Cela peut m’entrainer un problème au cœur et je peux en mourir.
Donc
l’automédication, n’est pas une bonne chose et les erreurs dus à cela
c’est-à-dire les conséquences peuvent être dramatique allant d’une simple
infection à la mort.
Les gens ont
l’habitude de consommer du paracétamol, de la quinine et des Efferalgan, en cas
de maux de tête, n’est pas dangereux ?
Ce
n’est pas parce qu’on a mal à la tête qu’on doit prendre du paracétamol. Le mal
de tête peut avoir une autre origine. Cela peut être parce que quelqu’un est
fâché, ou qu’il a un problème à l’œil qui entraine des maux de tête. Donc on
peut se retrouver à consommer le paracétamol toute la vie alors qu’il suffisait
simplement d’aller consulter.
L’automédication
vient résoudre le signe qui est là. C’est-à-dire j’ai mal à la tête je prends
le paracétamol. Or ce n’est pas cela. La démarche diagnostique, répond à la
question, pourquoi j’ai à la tête ? De là, il n’y a que le professionnel
qui peut savoir. Or quand vous aller dans la rue, on quand vous pensez que vous
pouvez résoudre votre mal, vous pouvez vous retrouver à consommer énormément de
médicament sans trouver de solutions. Et plutôt causer les problèmes à votre
organisme. Donc c’est pas de bonne pratique.
Qu’est-ce qui
entre dans la normalité?
Pour
regrouper, on va dire qu’il y a deux types de médicaments. Il y a certains
médicaments qu’on appelle OTC (over-the-counter) et d’autres qu’on ne devrait
délivrer que sur présentation d’une ordonnance. OTC c’est-à dire des
médicaments qu’on peut délivrer après un petit dialogue avec le pharmacien.

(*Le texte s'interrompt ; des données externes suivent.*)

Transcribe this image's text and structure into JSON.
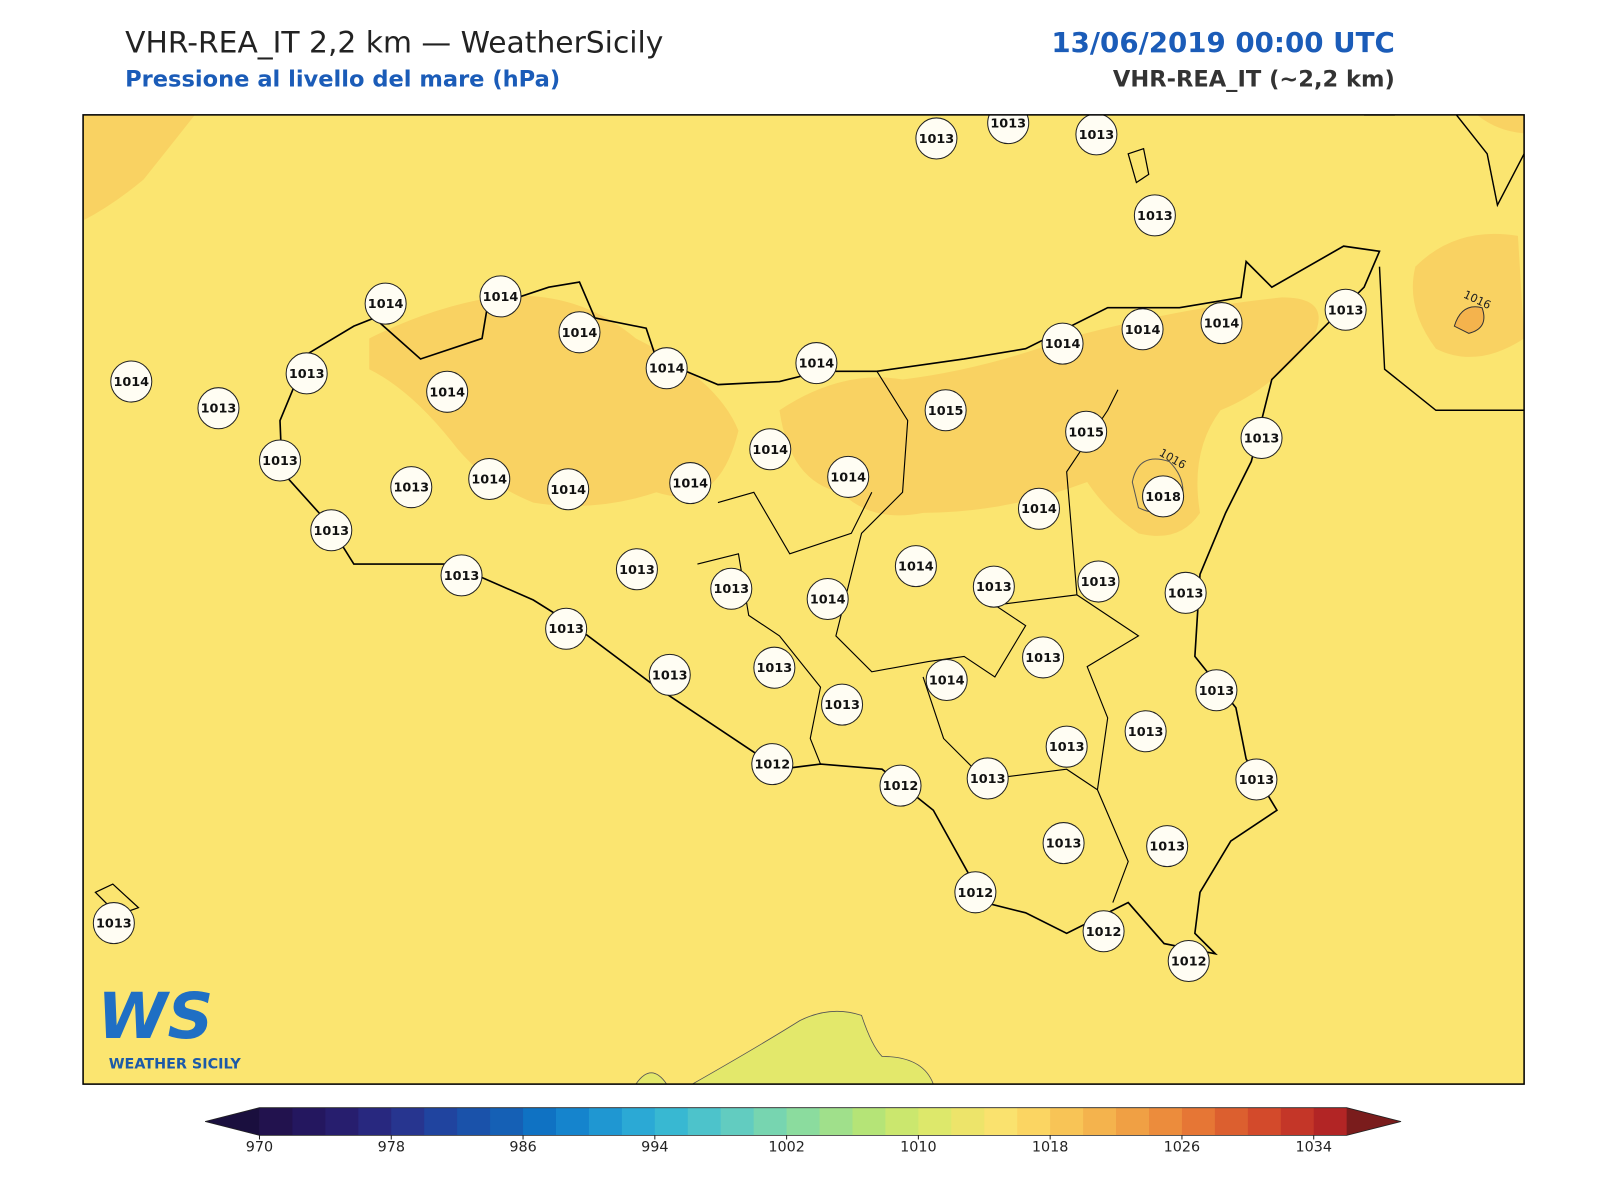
{
  "header": {
    "title": "VHR-REA_IT 2,2 km — WeatherSicily",
    "subtitle": "Pressione al livello del mare (hPa)",
    "datetime": "13/06/2019 00:00 UTC",
    "model": "VHR-REA_IT (~2,2 km)"
  },
  "stations": [
    1013,
    1013,
    1013,
    1013,
    1014,
    1014,
    1014,
    1014,
    1013,
    1013,
    1014,
    1014,
    1014,
    1014,
    1014,
    1014,
    1013,
    1015,
    1015,
    1013,
    1014,
    1013,
    1013,
    1014,
    1014,
    1014,
    1014,
    1018,
    1014,
    1013,
    1013,
    1013,
    1014,
    1013,
    1014,
    1013,
    1013,
    1013,
    1013,
    1013,
    1013,
    1013,
    1014,
    1013,
    1013,
    1013,
    1013,
    1012,
    1012,
    1013,
    1013,
    1013,
    1013,
    1012,
    1012,
    1012,
    1013
  ],
  "contour_labels": [
    "1016",
    "1016"
  ],
  "logo": {
    "mark": "WS",
    "name": "WEATHER SICILY"
  },
  "colorbar": {
    "lim": [
      970,
      1036
    ],
    "ticks": [
      970,
      978,
      986,
      994,
      1002,
      1010,
      1018,
      1026,
      1034
    ],
    "under_color": "#1a0f3e",
    "over_color": "#7a1c1c",
    "colors": [
      "#22124e",
      "#24175f",
      "#271e6e",
      "#28287f",
      "#27358f",
      "#20449f",
      "#1a52aa",
      "#1560b5",
      "#0f72c3",
      "#1584cd",
      "#1f97d2",
      "#2ba9d5",
      "#38b8d2",
      "#4dc3cb",
      "#62ccc0",
      "#77d5b0",
      "#8bdc9e",
      "#a0e08b",
      "#b5e477",
      "#cbe76e",
      "#dde86b",
      "#ede46a",
      "#fae26e",
      "#fbd562",
      "#f8c456",
      "#f4b34d",
      "#f0a044",
      "#ec8c3c",
      "#e67635",
      "#dc5f2f",
      "#d34a2b",
      "#c43628",
      "#b22525"
    ]
  }
}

Quel que soit le cas, aucun des deux types de médicaments ne peut être délivré
sans la présence du pharmacien dans une officine. Pour le cas des médicaments
qui doivent être délivré sur présentation de l’ordonnance, le pharmacien doit
vérifier la conformité de l’ordonnance avant de procéder à la délivrance du
médicament. Pour les médicaments conseils, le pharmacien doit s’assurer de
l’utilisation de ces médicaments. Il ne s’agit pas non plus d’une délivrance
désordonnée. Donc on pose effectivement des questions pour se rassurer de
l’utilisation de ce produit, la raison pour laquelle on veut l’utiliser, on se
rassure de l’âge du patient, de son terrain, c’est-à-dire est qu’il a d’autres
troubles éventuels. Ce n’est que par rapport à toutes ces vérifications qu’on
peut délivrer un médicament conseil.